L’homme que j’aime, un rafiot rafistolé, du temps à revendre et un gigantesque pied de nez à mon mode de vie frénétique. C’est ainsi que je pourrais résumer la fabuleuse année que j’ai passée à bord de L’Aurore. Après avoir tout plaqué, j’ai sillonné, sur un voilier de 32 pi, canaux, rivières et océan jusqu’à la mer des Caraïbes. Tout un changement de cap pour quelqu’un qui n’avait jamais navigué!

Estomaqué, mon entourage a d’abord cru que je blaguais lorsque je lui ai annoncé la grande nouvelle. Mes parents, mes amis et mes collègues voguaient entre incrédulité et envie, sans oublier quelques houles de désapprobation à l’idée que j’allais renoncer au poste de direction que j’occupais dans une grande agence de publicité. C’est vrai que j’avais bossé comme une forcenée pour me rendre là où j’étais, m’échinant à rivaliser d’imagination pour vendre des produits dont, au final, je me fichais éperdument. Peaufiner l’art de manipuler les gens en leur inventant des besoins factices m’avait carrément usée. Résultat: à 29 ans, j’étais épuisée et dégoûtée.
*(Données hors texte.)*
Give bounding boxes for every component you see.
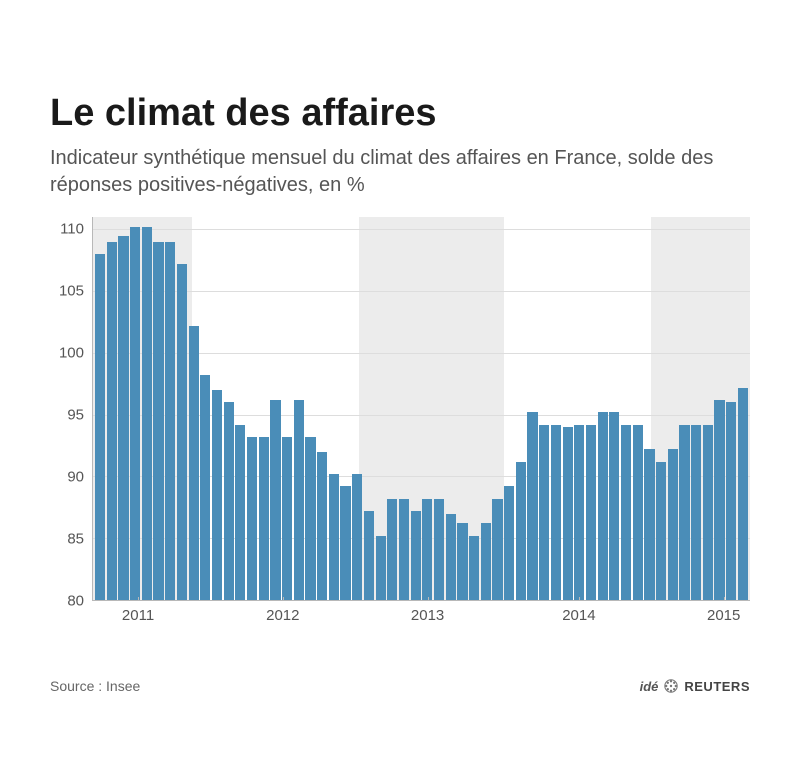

C’est d’ailleurs à cause de cette insatisfaction professionnelle que tout a commencé… Lors des rares moments que nous passions ensemble, mon amoureux Félix, un avocat à l’horaire carrément inhumain, et moi fantasmions sur la vie idyllique que nous aurions si un jour nous laissions tout tomber pour partir en voilier dans le Sud. Je savais très bien qu’on ne le ferait jamais, mais le simple fait d’en rêver était une évasion en soi.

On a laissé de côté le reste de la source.